神殿の中は、床が板張りで、ただ広い体育館のような空間だった。前方に、賢者ルナだろうか、一つの像が祀られている。
「これがルナ様の像なの」
俺はその像に近づき見上げながら手を伸ばす。
「触ってはいけません」
横の入り口から入ってきた少女の言葉に、俺は手を引っ込めた。
コテコテの巫女装束を着た女の子が駆け寄ってくる。駆け寄ってきて、俺の目の前で止まることなく、巫女装束の裾を踏んで転げて俺に突っ込んできた。突然のことに、俺も受け止めきれず一緒に転んでしまった。
転んだ拍子に俺たちはルナ像にぶつかってしまう。そのとたん像が激しく光り出した。誰もが目を眩ませる。

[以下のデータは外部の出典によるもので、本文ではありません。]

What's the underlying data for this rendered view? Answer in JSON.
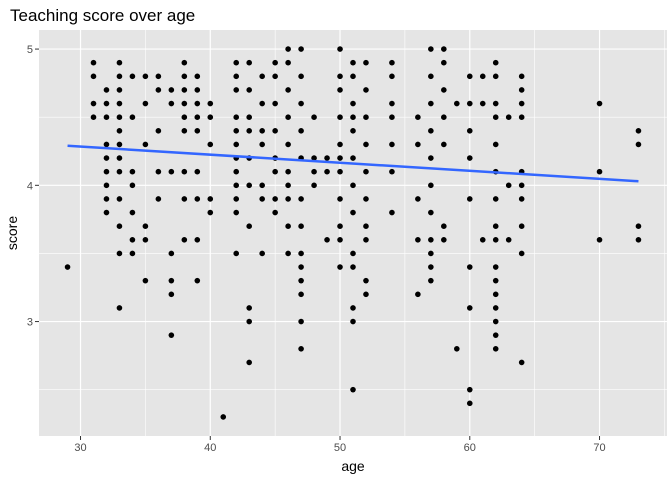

俺も目を瞑り、光が収まるのを待とうとして、不意に浮遊感を感じた。どうやら床が抜けたようだ。そのまま女の子と一緒に下に滑り落ちた。垂直落下ではない。床の抜けた先は滑り台のように傾斜が付いていて、そこを滑り落ちているのである。
暫く滑り落ちて、狭い部屋のような所に出て、止まった。目の前にはお尻がある。一緒に落ちた女の子のものだ。俺の股間あたりには、彼女のプニプニの頬っぺたが押し当てられている。どうやら意識がないようだ。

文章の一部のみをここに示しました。